Jackson Browne to Perform at the Cascade Theatre
By Phil Reser
Singing for ChangeApril 2016
Story by Phil Reser
A poet, philosopher and musician, Jackson Browne has written and performed some of the most literate and moving songs in popular music, along with defining a genre of songwriting charged with honesty, emotion and personal politics.
He was honored with induction into the Rock and Roll Hall of Fame in 2004 and the Songwriter’s Hall of Fame in 2007.
Beyond his music, Browne is known for his advocacy on behalf of the environment, human rights and arts education. He co-founded Musicians United for Safe Energy (MUSE), Nukefree.org and Success Through the Arts Foundation, which provides education opportunities for students in South Los Angeles.
He received the John Steinbeck Award, given to artists whose works exemplify the environmental and social values that were essential to the great California-born author, plus Duke University’s Lifetime Environmental Achievement in the Fine Arts award. He received the World Hunger Year Harry Chapin Award and the National Association of Recording Merchandisers’ Harry Chapin Humanitarian Award.
Says Browne, “There was more nurturing going on in the ‘60s, because everyone was under the spell of all the changes that were happening, all kinds of awakenings and revolutions, spiritual awareness, civil rights, political change, opposition to the war, sexual revolution. It’s almost as if they’ve gone away now. Things have returned to a sort of material order. But I got the friendship and interest of people back then who saw some potential in my music. They encouraged me and helped me along. And I gotta say, I was happy to just coast along and work to develop myself.”
His debut album didn't appear until 1972, when it was released on David Geffen's Asylum label, though Browne had been working in the music business since the mid-1960s. Having been part of the original line-up of the Nitty Gritty Dirt Band, he later moved to New York and signed a publishing deal with Nina Music, a division of Elektra, and wrote songs recorded by popular musicians, like Tom Rush, Nico and the Eagles.
In the early ‘70s, he was celebrated as one of the core members of the era's singer-songwriter boom, alongside folk-rockers like James Taylor, Neil Young and Carole King.
His career has run the gamut from the intensely personal reflections on the albums “Late for the Sky” or “The Pretender,” via the hugely successful live album “Running On Empty” to the strong political songs on “Lives In the Balance” and “World In Motion.”

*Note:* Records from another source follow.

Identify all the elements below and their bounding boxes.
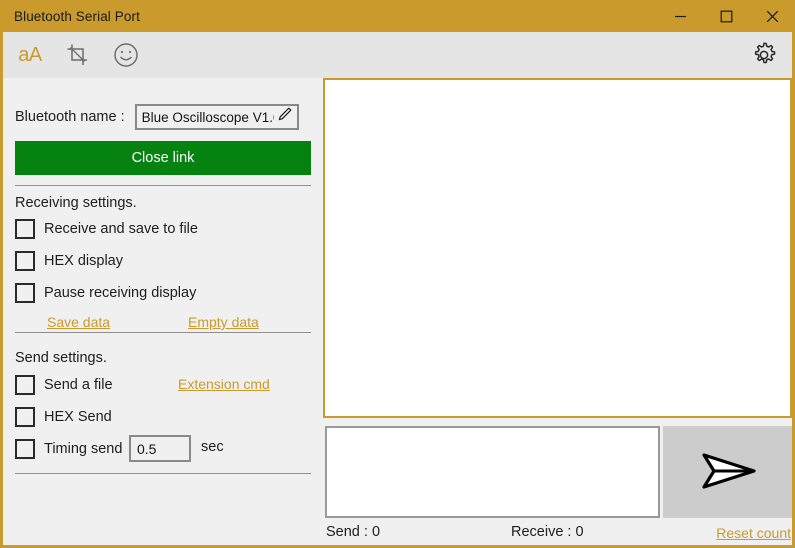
send-input-box[interactable] (325, 426, 660, 518)
extension-cmd-link[interactable]: Extension cmd (178, 376, 270, 392)
close-button[interactable] (749, 0, 792, 32)
checkbox-hex-send[interactable]: HEX Send (15, 406, 112, 428)
close-link-button[interactable]: Close link (15, 141, 311, 175)
checkbox-send-a-file[interactable]: Send a file (15, 374, 113, 396)
checkbox-label: Timing send (44, 441, 123, 457)
bluetooth-name-row: Bluetooth name : Blue Oscilloscope V1.0 (15, 104, 299, 130)
crop-icon[interactable] (54, 32, 102, 78)
save-data-link[interactable]: Save data (47, 314, 110, 330)
app-window: Bluetooth Serial Port aA Bluetooth name … (0, 0, 795, 548)
left-settings-panel: Bluetooth name : Blue Oscilloscope V1.0 … (3, 78, 319, 545)
empty-data-link[interactable]: Empty data (188, 314, 259, 330)
maximize-button[interactable] (703, 0, 749, 32)
checkbox-hex-display[interactable]: HEX display (15, 250, 123, 272)
timing-unit-label: sec (201, 439, 224, 455)
checkbox-label: Send a file (44, 377, 113, 393)
checkbox-box[interactable] (15, 375, 35, 395)
pencil-icon[interactable] (276, 106, 293, 128)
receiving-settings-title: Receiving settings. (15, 195, 137, 211)
paper-plane-icon (700, 448, 758, 497)
reset-count-link[interactable]: Reset count (716, 525, 791, 541)
send-settings-title: Send settings. (15, 350, 107, 366)
separator-3 (15, 473, 311, 474)
checkbox-label: Pause receiving display (44, 285, 197, 301)
receive-count-label: Receive : 0 (511, 524, 584, 540)
checkbox-box[interactable] (15, 407, 35, 427)
checkbox-box[interactable] (15, 439, 35, 459)
bluetooth-name-label: Bluetooth name : (15, 109, 125, 125)
font-size-icon[interactable]: aA (6, 32, 54, 78)
checkbox-label: Receive and save to file (44, 221, 198, 237)
receive-display-area[interactable] (323, 78, 792, 418)
checkbox-label: HEX Send (44, 409, 112, 425)
window-controls (657, 0, 792, 32)
bluetooth-name-value: Blue Oscilloscope V1.0 (141, 109, 274, 125)
checkbox-pause-receiving-display[interactable]: Pause receiving display (15, 282, 196, 304)
checkbox-box[interactable] (15, 219, 35, 239)
receive-display-text (325, 80, 790, 88)
gear-icon[interactable] (747, 32, 781, 78)
checkbox-receive-and-save-to-file[interactable]: Receive and save to file (15, 218, 198, 240)
checkbox-box[interactable] (15, 251, 35, 271)
font-size-icon-label: aA (18, 44, 42, 66)
status-bar: Send : 0 Receive : 0 Reset count (323, 522, 792, 545)
timing-interval-input[interactable]: 0.5 (129, 435, 191, 462)
send-count-label: Send : 0 (326, 524, 381, 540)
checkbox-box[interactable] (15, 283, 35, 303)
bluetooth-name-input[interactable]: Blue Oscilloscope V1.0 (134, 104, 299, 130)
separator-2 (15, 332, 311, 333)
window-title: Bluetooth Serial Port (14, 8, 140, 24)
timing-interval-value: 0.5 (137, 440, 157, 457)
separator-1 (15, 185, 311, 186)
title-bar: Bluetooth Serial Port (3, 0, 792, 32)
send-button[interactable] (663, 426, 792, 518)
smiley-icon[interactable] (102, 32, 150, 78)
checkbox-timing-send[interactable]: Timing send (15, 438, 122, 460)
minimize-button[interactable] (657, 0, 703, 32)
toolbar: aA (3, 32, 792, 78)
send-input-text (327, 428, 658, 436)
checkbox-label: HEX display (44, 253, 123, 269)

“I’d have to say that my favorite thing is writing a song that really says how I feel, what I believe, and it even explains the world to myself better than I knew it. It’s a way of examining my feelings and my perceptions and my situation and coming up with something about it, like saying where I am in the world in relation to those things. And some of the songs I wrote when I was really young are some of my best-known songs, and other people still sing ’em, I still sing ’em. The idea that I wrote something that stood for the way I feel about things, and that it lasts, that’s probably my favorite thing that I’ve done.”
Explaining his writing process, he says, “You know, you have a conscious mind and you have an unconscious mind. And there’s the stuff that you think when you’re using your head, as they say, and there’s the stuff that you think when you’re not using your head that you are nonetheless thinking, but it’s just below the surface. And so much music, especially the truthful stuff, comes not from the mind that works out equations or thinks of what you’re gonna do, but from the depths of your subconscious.”
Today, Browne has 14 studio albums and four collections of live performances. His most recent album, “Standing in the Breach,” contains songs about romance, mortality and what he views as the greed and apathy threatening the environment and the lives of impoverished people in places like Haiti, whose devastating 2010 earthquake is the inspiration for the record’s title track and cover photo.
Says Browne, “I don’t want to preach to people. I want to catch their interest. The song is me writing about an earthquake, and then it turns into a song about what’s really going on in that country, the perpetuation of the inequities that gave rise to slavery in the first place.”